Daniela Kluckert

Neues Auto oder neuer Kraftstoff?

Von E-Autos und E-Fuels

Die Feinstaubdebatte in Deutschland ist in vollem Gange. Landauf, landab wird diskutiert, was nun zu tun ist, um die Werte zu senken und saubere Luft vor allem in den Städten zu gewährleisten. Doch in der Zwischenzeit steht die Forschung nicht still. CO2-neutrale, synthetische Kraftstoffe wie E-Fuels stehen bereits in den Startlöchern und können einen großen Beitrag zum Klimaschutz leisten. Eine Einschätzung von Daniela Kluckert.

Klimaschutz ist Daseinsvorsorge. Auf saubere Luft, ein stabiles Klima und eine intakte Umwelt bauen wir unser Leben und unseren Wohlstand auf. Die aktuelle Debatte zeigt jedoch, wie sehr die Diskussion darüber aus den Fugen geraten ist. Es wird deutlich, dass wir weiter denken müssen, wenn wir die Klimaschutzziele erreichen wollen.

Dazu lohnt der Blick über den Tellerrand und auf die Bedürfnisse der Menschen selbst. Wir wollen alle schneller unterwegs sein und sind täglich auf ein reibungsloses Fortkommen angewiesen. Mobilität muss also überall verfügbar sein und gleichzeitig den Anspruch der Klimaneutralität erfüllen.

Beides können E-Fuels liefern. Sie sind emissionsneutral, weil bereits bei der Produktion Wasserstoff und CO2 zu flüssigen Kohlenwasserstoffen umgewandelt werden. E-Fuels sind damit umgehend verfügbar - lange Ladezeiten wie bei Elektroautos gibt es nicht und auch das Tankstellennetz ist bereits vorhanden, denn E-Fuels werden wie herkömmliche Kraftstoffe gelagert und verwendet. Und nicht zuletzt würden auch unsere Wirtschaft profitieren und damit Arbeitsplätze gesichert werden. Denn für E-Fuels benötigen wir keine Umstellung bei den Motoren.

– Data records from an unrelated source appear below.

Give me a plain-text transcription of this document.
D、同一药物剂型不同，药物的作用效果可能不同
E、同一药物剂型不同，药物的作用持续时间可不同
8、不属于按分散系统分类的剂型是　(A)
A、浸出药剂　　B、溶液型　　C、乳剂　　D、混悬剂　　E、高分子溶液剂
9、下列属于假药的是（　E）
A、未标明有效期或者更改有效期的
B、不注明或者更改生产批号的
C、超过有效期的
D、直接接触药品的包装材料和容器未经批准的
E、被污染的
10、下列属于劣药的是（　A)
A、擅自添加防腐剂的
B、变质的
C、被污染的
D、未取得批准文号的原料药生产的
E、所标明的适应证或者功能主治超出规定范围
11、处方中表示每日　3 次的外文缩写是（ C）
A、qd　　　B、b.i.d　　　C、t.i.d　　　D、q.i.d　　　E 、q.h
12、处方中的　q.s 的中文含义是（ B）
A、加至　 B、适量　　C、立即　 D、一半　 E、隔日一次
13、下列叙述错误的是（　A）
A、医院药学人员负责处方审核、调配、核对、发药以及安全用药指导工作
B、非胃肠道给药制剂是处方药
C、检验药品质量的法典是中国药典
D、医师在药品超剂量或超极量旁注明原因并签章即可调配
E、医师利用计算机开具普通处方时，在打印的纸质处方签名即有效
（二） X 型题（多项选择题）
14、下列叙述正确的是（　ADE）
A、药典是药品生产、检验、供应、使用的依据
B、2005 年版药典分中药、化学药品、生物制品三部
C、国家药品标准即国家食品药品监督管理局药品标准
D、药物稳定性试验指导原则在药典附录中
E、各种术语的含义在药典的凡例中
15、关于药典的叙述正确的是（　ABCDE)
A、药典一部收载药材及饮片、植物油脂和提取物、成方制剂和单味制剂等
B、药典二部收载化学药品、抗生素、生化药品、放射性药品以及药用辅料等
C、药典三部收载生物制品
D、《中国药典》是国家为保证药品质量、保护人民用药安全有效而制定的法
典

Eine aktuelle Studie des Bundesverbandes der Industrie, durchgeführt von der Boston Consulting Group, sagt, dass der Einsatz dieser CO2-neutralen Kraftstoffe ein Drittel der erforderlichen CO2-Reduktionen bis 2030 bringen kann. Das ist deutlich mehr als durch einen reinen Verkehrsträgerwechsel möglich ist. Die Frage drängt sich daher auf, warum Politik den Einsatz dieser Kraftstoffe nicht fördert, oder zu mindestens mit anderer klimaschonender Mobilität gleichstellt.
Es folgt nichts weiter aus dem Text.